Generic octane by way of the spare ICs proved sold out when Burson had tie-wrapped their discretniks. Because my ginger tug did nada—apparently these ties secured to the PCB proper—a missed experiment seemed the better part of valor than snipping only to let the next recipient redo the lot. And what if in transit, one or more unseated to cause weird noises or no sound at all for the next person? I did simply take the op to ogle the quad of transistors peeking out from rectangular PCB cutouts beneath the fan; and three more each on either side of it. The sole wiring in sight was to the fan off a three-pin board plug. The entire affair looked fastidiously impeccable as did the flawless machining of the cover, ribs continuing unbroken over the fan opening whilst leaving a cross brace. Compared to my far earlier encounters with the brand, this machining was truly next-level stuff. Spying it in assembled and upright form in my upstairs room, even Ivette had volunteered a "what's that, looks fantastic" comment. After following my audioholic zigzags over more than 20 years, hers was a rare show of unfeigned interest. Of course on audiophile music servers, the absence of a fan and presence of passive heat-pipe cooling is fêted as a feature. Burson stand that on its head. I see it as their marketing's attempt to overwrite the questionable decision of a chassis too small for classic passive dissipation. Again, I can't predict how much if any issue this noise might prove in an inner-city environment. There constant background din could well drown it out. With a desktop's proximity in particular, it simply seems a tallish order. Caveat emptor.

Any mechanically audible presence did not apply electrically. With especially high-gain circuits, on-ear noise by way of hiss or hum is always of concern. Not here. Burson's circuit design shows those gremlins a locked door. On none of my loads did I detect any background noise at or above actual volume settings when music paused. To make up for the missed opamp comparo, I moved the Super Charger into my baby speaker rig so onto Fram Audio Midi 120 actives. I'd earlier upgraded their generic 24V/5A laptop brick with this $598 160W LHY Audio linear variant beneath the break.

Going now to a superior switcher caused no compromises I could hear. Like with everything else, there are levels with SMPS. Owners of small kit with external brick could be well served to upgrade to a Burson. Their 160W charger sells for $285 so about 50% off my linear job. Just beware that unlike linear PSU which can power down fully, Burson's Super Charger is always on.

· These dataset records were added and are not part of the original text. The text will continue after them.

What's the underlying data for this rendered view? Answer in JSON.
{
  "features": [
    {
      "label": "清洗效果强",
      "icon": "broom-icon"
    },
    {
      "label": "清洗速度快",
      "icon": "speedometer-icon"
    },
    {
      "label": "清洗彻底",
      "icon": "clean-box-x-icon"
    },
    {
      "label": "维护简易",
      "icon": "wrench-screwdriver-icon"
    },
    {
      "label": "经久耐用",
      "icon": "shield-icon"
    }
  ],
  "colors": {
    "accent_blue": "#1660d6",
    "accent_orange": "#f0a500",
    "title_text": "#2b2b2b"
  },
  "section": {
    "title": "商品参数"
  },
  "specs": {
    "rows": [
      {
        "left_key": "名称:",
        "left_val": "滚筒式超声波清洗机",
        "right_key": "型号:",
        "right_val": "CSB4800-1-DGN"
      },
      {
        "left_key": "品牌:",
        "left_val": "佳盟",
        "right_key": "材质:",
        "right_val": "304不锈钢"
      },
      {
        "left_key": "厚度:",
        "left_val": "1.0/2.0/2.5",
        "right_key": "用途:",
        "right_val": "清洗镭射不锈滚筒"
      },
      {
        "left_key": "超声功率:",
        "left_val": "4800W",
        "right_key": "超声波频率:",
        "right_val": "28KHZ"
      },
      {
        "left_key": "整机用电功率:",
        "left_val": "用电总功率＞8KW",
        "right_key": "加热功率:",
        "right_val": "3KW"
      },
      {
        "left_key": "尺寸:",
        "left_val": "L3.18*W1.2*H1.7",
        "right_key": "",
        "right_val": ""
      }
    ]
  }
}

That puts attached gear without a hard mains switch permanently on or at least in eternal standby; unless a wall plug switches. That's common in Ireland and the UK but wasn't in Switzerland where we lived before. With switched sockets, even a Burson Charger can go offline for superior longevity of itself and whatever it powers.

How did the Soloist fare as preamp? For more background, I asked factory contact John Delmo how the lo/med/hi gain settings relate to dB of voltage gain or x times amplification factor; and what the unity-gain settings are for each. I also asked how they arrive at these gain changes, i.e. via voltage divider, negative feedback or other. My former Esoteric C-03 preamp offered 0/12/24dB of selectable voltage gain. Each setting had different sonics. More gain added weight and body, no gain was most transparent. A later Nagra preamp offered 0/12dB which changed negative feedback. Regardless, altering gain affects granularity. If high gain hits our desired SPL at 40 on the dial whilst low gain needs 80, the latter obviously takes twice the steps to get there. That means finer gradients. But were there other technical and/or audible differences? Finally I asked about the feasibility of adding 'display off' by firmware update so that regardless of chosen brightness, it goes to sleep a few seconds after a command then reawakens briefly with the next change. Not liking anything to blink, I'll add that pressing 'mute' makes the volume readout flash like disco rather than display as steady '—' or '00'. Preferences. We each have ours. Live and let live. My comparator in preamp use was variable reference voltage baked into the R2R ladders of Sonnet's Pasithea DAC. Its 16Ω output impedance (8Ω with -10dB jumper engaged) is even lower than Burson's 25Ω though in this context probably academic. But I didn't think that its uncut 160dB S/NR for nearly 24-bit resolution would be. After all, my current system doesn't benefit from an active preamp's tone/density padding. It was far more likely that a high-gain circuit would eat into my extreme signal-to-noise ratio. It's why my phenomenal Vinnie Rossi L2 Signature moved upstairs. Going amp-direct downstairs is demonstrably more lucid, resolved and dynamic. Only Pál Nagy's autoformer icOn 4Pro is sonically truly invisible. In this context it's simply an unnecessary add-on to box and cable count. "In preamp mode, low gain equals 3dB with unity gain at 60, medium 6dB and 40, high 12dB and 30. We use a voltage divider circuit on the Muses volume chips to set these levels. Regarding display off, a future firmware update should achieve that."